If water’s been running into that socket for years, you’re just waiting for corrosion to win. And it always does eventually.
Flickering Lights Might Start at Your Electrical Meter
Most people assume flickering lights mean a bad fixture or something loose in the panel. Sometimes, yeah.
But I’ve traced flickering back to the electrical meter socket itself more than once. Loose jaws inside cause intermittent contact, and your whole house starts acting weird.
Lights pulse. Appliances do strange things. People replace bulbs and blame the power company.
Meanwhile, the real problem is sitting outside quietly cooking itself.
Heat Is the Silent Problem
If you feel warmth near the electrical meter can (don’t touch anything metal, obviously), that’s not good.
Better yet—grab a cheap infrared thermometer. If one side of the can is way hotter than the other, something’s wrong.
I’ve used a thermal camera on calls and found meter cans running 40 degrees above ambient. That’s not normal. That’s “this is about to fail.”
When It’s Actually an Emergency
Some stuff can wait. Some can’t.
Call immediately if:
- You smell burning plastic near the meter
- You see any smoke
- The electrical meter looks melted or cracked
- The can is sizzling in the rain (yeah, that happens)
- Power randomly cuts in and out
Don’t play detective at that point. Get the utility and an electrician out there.
What Actually Causes These to Fail?
Most unsafe meter cans come down to a few things.
- Age and weather: They sit outside for decades. Sun cooks the seals. Rain gets in. Freeze-thaw does its thing.
- Bad installation: Loose lugs, wrong size conductors, cheap fittings. Might work fine for five years, then fails in year six.
- Load increases: People add EV chargers, mini-splits, hot tubs. The old socket might not be rated for what you’re pulling now.
- Utility damage: Sometimes the meter gets yanked and reinstalled during work, and the socket jaws get bent or weakened. Not always intentional—just rough handling over time.

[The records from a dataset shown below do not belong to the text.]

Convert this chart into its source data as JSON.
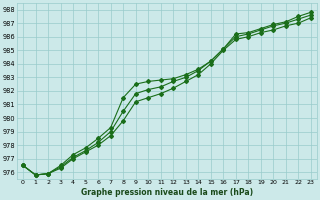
{
  "xlabel": "Graphe pression niveau de la mer (hPa)",
  "ylim": [
    975.5,
    988.5
  ],
  "xlim": [
    -0.5,
    23.5
  ],
  "yticks": [
    976,
    977,
    978,
    979,
    980,
    981,
    982,
    983,
    984,
    985,
    986,
    987,
    988
  ],
  "xticks": [
    0,
    1,
    2,
    3,
    4,
    5,
    6,
    7,
    8,
    9,
    10,
    11,
    12,
    13,
    14,
    15,
    16,
    17,
    18,
    19,
    20,
    21,
    22,
    23
  ],
  "bg_color": "#cce9e9",
  "grid_color": "#99cccc",
  "line_color": "#1a6e1a",
  "line1": [
    976.5,
    975.8,
    975.9,
    976.5,
    977.3,
    977.8,
    978.5,
    979.3,
    981.5,
    982.5,
    982.7,
    982.8,
    982.9,
    983.2,
    983.6,
    984.2,
    985.1,
    986.2,
    986.3,
    986.6,
    986.9,
    987.1,
    987.5,
    987.8
  ],
  "line2": [
    976.5,
    975.8,
    975.9,
    976.4,
    977.1,
    977.6,
    978.2,
    979.0,
    980.5,
    981.8,
    982.1,
    982.3,
    982.7,
    983.0,
    983.5,
    984.2,
    985.1,
    986.0,
    986.2,
    986.5,
    986.8,
    987.0,
    987.3,
    987.6
  ],
  "line3": [
    976.5,
    975.8,
    975.9,
    976.3,
    977.0,
    977.5,
    978.0,
    978.7,
    979.8,
    981.2,
    981.5,
    981.8,
    982.2,
    982.7,
    983.2,
    984.0,
    985.0,
    985.8,
    986.0,
    986.3,
    986.5,
    986.8,
    987.0,
    987.4
  ]
}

Should You Open It Yourself?
No. You can look at the outside. That’s fine. But opening it, pulling the meter, poking around inside? That’s utility and licensed electrician territory.

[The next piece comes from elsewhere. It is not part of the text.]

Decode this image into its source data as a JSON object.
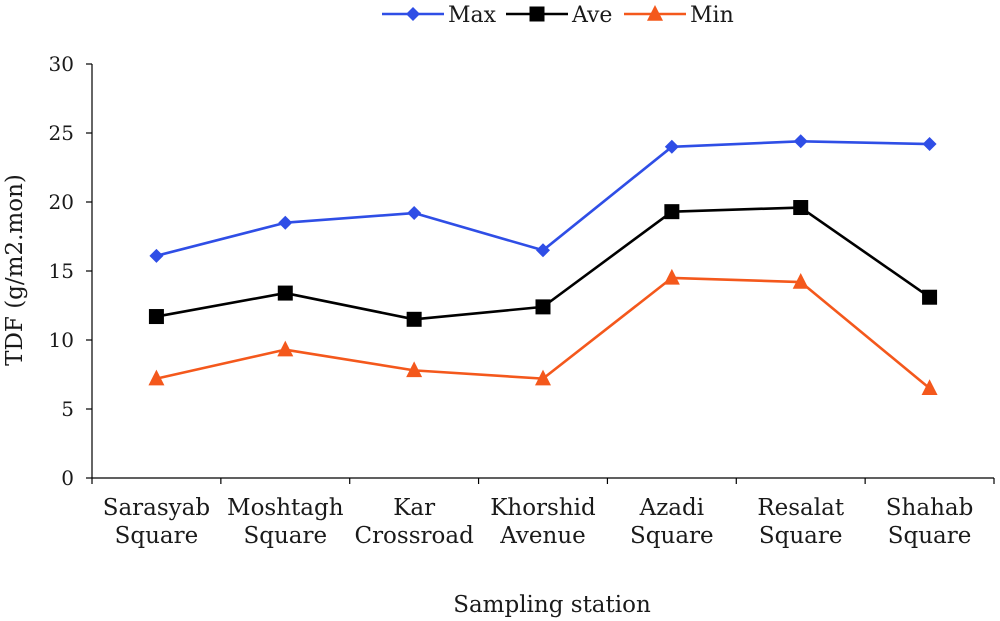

I’m not being dramatic. The line side of your electrical meter is live even if your main breaker is off. That’s full incoming power. Zero room for error.
FAQ: Electrical Meter Can Safety
Can a bad electrical meter can cause a fire?

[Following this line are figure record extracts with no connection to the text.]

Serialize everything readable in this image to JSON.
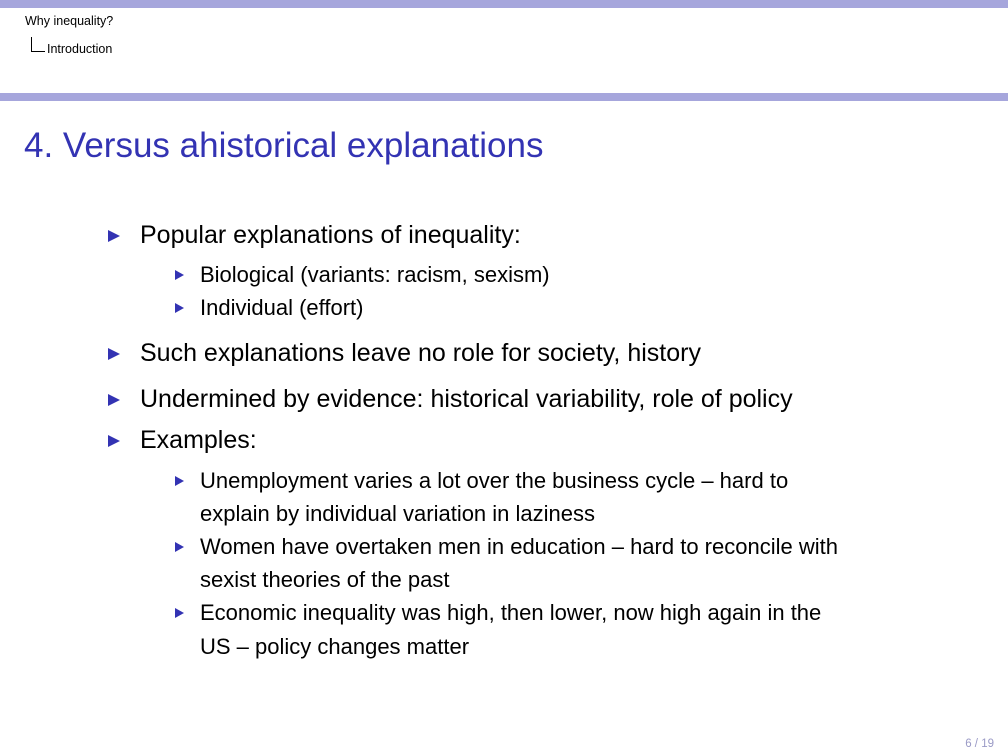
{
  "header": {
    "section": "Why inequality?",
    "subsection": "Introduction"
  },
  "frame": {
    "title": "4. Versus ahistorical explanations"
  },
  "bullets": [
    {
      "text": "Popular explanations of inequality:",
      "sub": [
        "Biological (variants: racism, sexism)",
        "Individual (effort)"
      ]
    },
    {
      "text": "Such explanations leave no role for society, history"
    },
    {
      "text": "Undermined by evidence: historical variability, role of policy"
    },
    {
      "text": "Examples:",
      "sub": [
        [
          "Unemployment varies a lot over the business cycle – hard to",
          "explain by individual variation in laziness"
        ],
        [
          "Women have overtaken men in education – hard to reconcile with",
          "sexist theories of the past"
        ],
        [
          "Economic inequality was high, then lower, now high again in the",
          "US – policy changes matter"
        ]
      ]
    }
  ],
  "footer": {
    "page": "6 / 19"
  },
  "colors": {
    "bar": "#a6a6dc",
    "title": "#3333b3",
    "bullet": "#3333b3"
  }
}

Yes. A failing socket can arc, overheat, and melt. That heat can ignite insulation or nearby material, especially if the enclosure is compromised.
Why is my electrical meter making noise?
Buzzing, sizzling, or crackling usually means arcing or a loose connection. Not normal. Treat it like urgent.
Is rust always dangerous?
Not always. Light surface rust is common. But deep corrosion, holes, or flaking metal usually means the can isn’t protecting things properly anymore.
Who’s responsible—me or the utility?
Usually you own the meter socket and enclosure. The utility owns the electrical meter itself. Rules vary, but that’s typical.
Can flickering lights be caused by the meter?
Absolutely. A loose or corroded connection can cause voltage drops and flickering throughout the house, especially under load.
The Bottom Line
If your electrical meter can looks warped, rusted through, burnt, loose, or noisy, it’s not being paranoid to get it checked.
The outside of your house is where electrical failures love to hide. And if you’re standing there thinking, “That doesn’t look right”—you’re probably correct. Call someone. Get it looked at. Fix it before it decides to fail on its own schedule.